Richter’s patent covers the administration of levonorgestrel in a single 1.5 mg dose, which is easier to use than the established dosage regimen of two doses of 750 µg taken 12 hours apart. The judgment said that the two-dose method is “broadly equivalent” in efficacy to other forms of pill-based treatment.

In its case for obviousness, Mylan relied on common general knowledge and research published in 2000 that compared the effectiveness of a single dose of levonorgestrel with the established two-dose method.

As its expert witness, it called upon a clinician with an interest in emergency contraception, while Richter relied on evidence from an expert in medical statistics.
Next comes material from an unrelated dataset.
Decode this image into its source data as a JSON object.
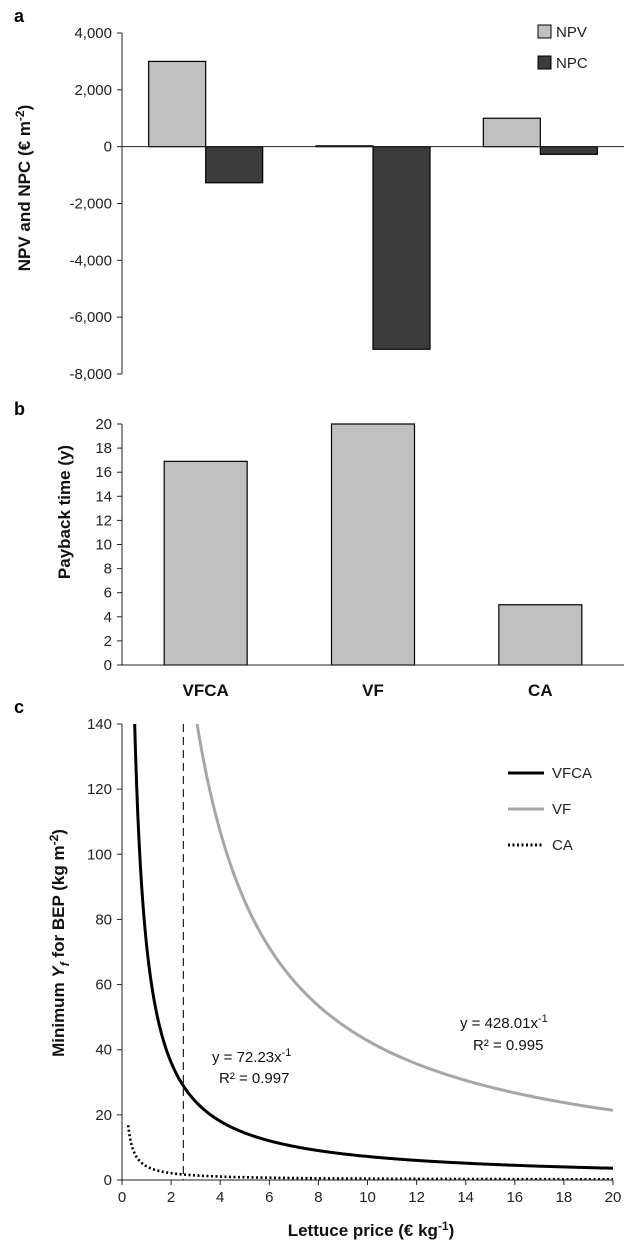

Justice Philip Sales agreed that the clinician who specialises in contraceptive service was a relevant person “skilled in the art”, but did not accept “the submission of the defendant that the teaching in the patent is addressed to a team which would include a clinician and a specialist medical statistician.”

Drawing upon Justice Robin Jacob’s judgment on Pozzoli Spa v BDMO SA (2007), which also dealt with “inventive concept” in relation to obviousness, he concluded that the patent was invalid for being obvious.

He added that the insufficiency challenge does not arise on the basis of his obviousness finding.

Neither Mylan nor Richter Gedeon responded to LSIPR’s requests for comment.